Fifth, we must never lose sight of the fact that in God’s grand scheme, suffering builds character. Though the perfect appearance always is a changing cultural construct, our kids still buy the lie, feeling as if they don’t measure up; but if we heed the words of James, we soon realize the suffering of not measuring up or being imperfect is part of the growth and maturation process: “Consider it all joy…whenever you face trials of many kinds…the testing of your faith builds perserverance.”

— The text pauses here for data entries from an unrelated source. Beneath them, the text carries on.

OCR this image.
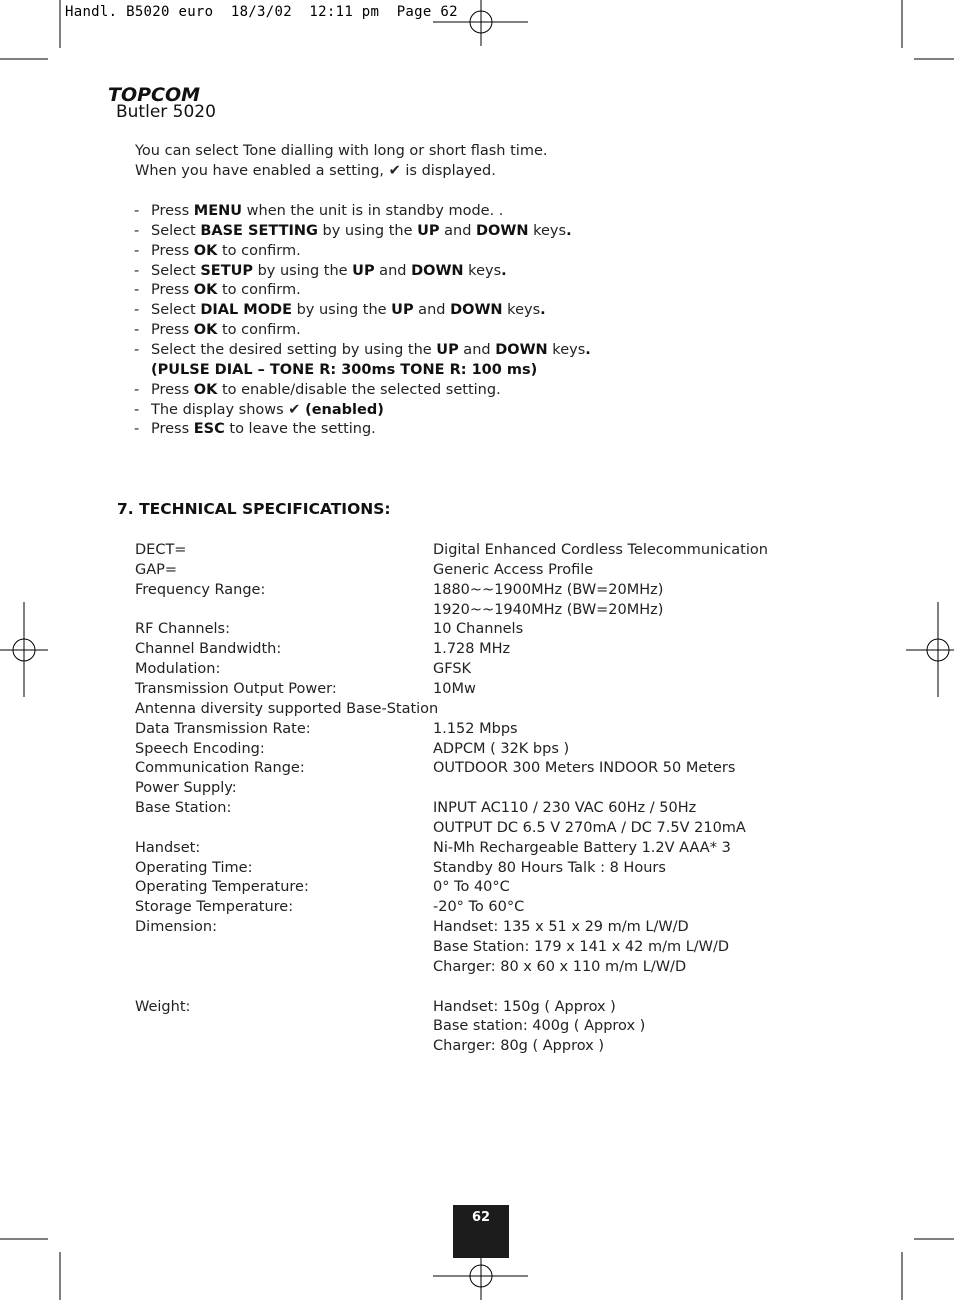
Handl. B5020 euro  18/3/02  12:11 pm  Page 62
TOPCOM
Butler 5020
You can select Tone dialling with long or short flash time.
When you have enabled a setting, ✔ is displayed.
- Press MENU when the unit is in standby mode. .
- Select BASE SETTING by using the UP and DOWN keys.
- Press OK to confirm.
- Select SETUP by using the UP and DOWN keys.
- Press OK to confirm.
- Select DIAL MODE by using the UP and DOWN keys.
- Press OK to confirm.
- Select the desired setting by using the UP and DOWN keys.
(PULSE DIAL – TONE R: 300ms TONE R: 100 ms)
- Press OK to enable/disable the selected setting.
- The display shows ✔ (enabled)
- Press ESC to leave the setting.
7. TECHNICAL SPECIFICATIONS:
DECT=	Digital Enhanced Cordless Telecommunication
GAP=	Generic Access Profile
Frequency Range:	1880~~1900MHz (BW=20MHz)
1920~~1940MHz (BW=20MHz)
RF Channels:	10 Channels
Channel Bandwidth:	1.728 MHz
Modulation:	GFSK
Transmission Output Power:	10Mw
Antenna diversity supported Base-Station
Data Transmission Rate:	1.152 Mbps
Speech Encoding:	ADPCM ( 32K bps )
Communication Range:	OUTDOOR 300 Meters INDOOR 50 Meters
Power Supply:
Base Station:	INPUT AC110 / 230 VAC 60Hz / 50Hz
OUTPUT DC 6.5 V 270mA / DC 7.5V 210mA
Handset:	Ni-Mh Rechargeable Battery 1.2V AAA* 3
Operating Time:	Standby 80 Hours Talk : 8 Hours
Operating Temperature:	0° To 40°C
Storage Temperature:	-20° To 60°C
Dimension:	Handset: 135 x 51 x 29 m/m L/W/D
Base Station: 179 x 141 x 42 m/m L/W/D
Charger: 80 x 60 x 110 m/m L/W/D
Weight:	Handset: 150g ( Approx )
Base station: 400g ( Approx )
Charger: 80g ( Approx )
62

Finally, we must affirm our kids’ value and worth as God has created them. When I was a teen, I never liked what I saw in the mirror. Sure, the pressure wasn’t nearly as great back then; but when we were kids, the pressure was there. Nothing meant more to me than to know that even though I felt I fell painfully short in the eyes of the world, I was loved and accepted by the real people in my life who were really important to me for the simple reason that I was really important to them—no matter how I looked! In time, that message finally got through, and I came to realize my flaws really were unique differences.

A few years ago, I ran across a two-page ad for Botox that featured a middle-aged married couple locked in an adoring embrace. The ad’s intent was for me to believe they were perfect in appearance. The ad’s text read: “We promised to grow old together, not look old together.” What a tragedy. If I can communicate God’s radically different message about appearance to the kids I know and love, I trust the growing obsession with plastic surgery won’t hit home where I live. I pray the smiling young faces I know will reflect the image of Christ, not the images on the fronts of magazines.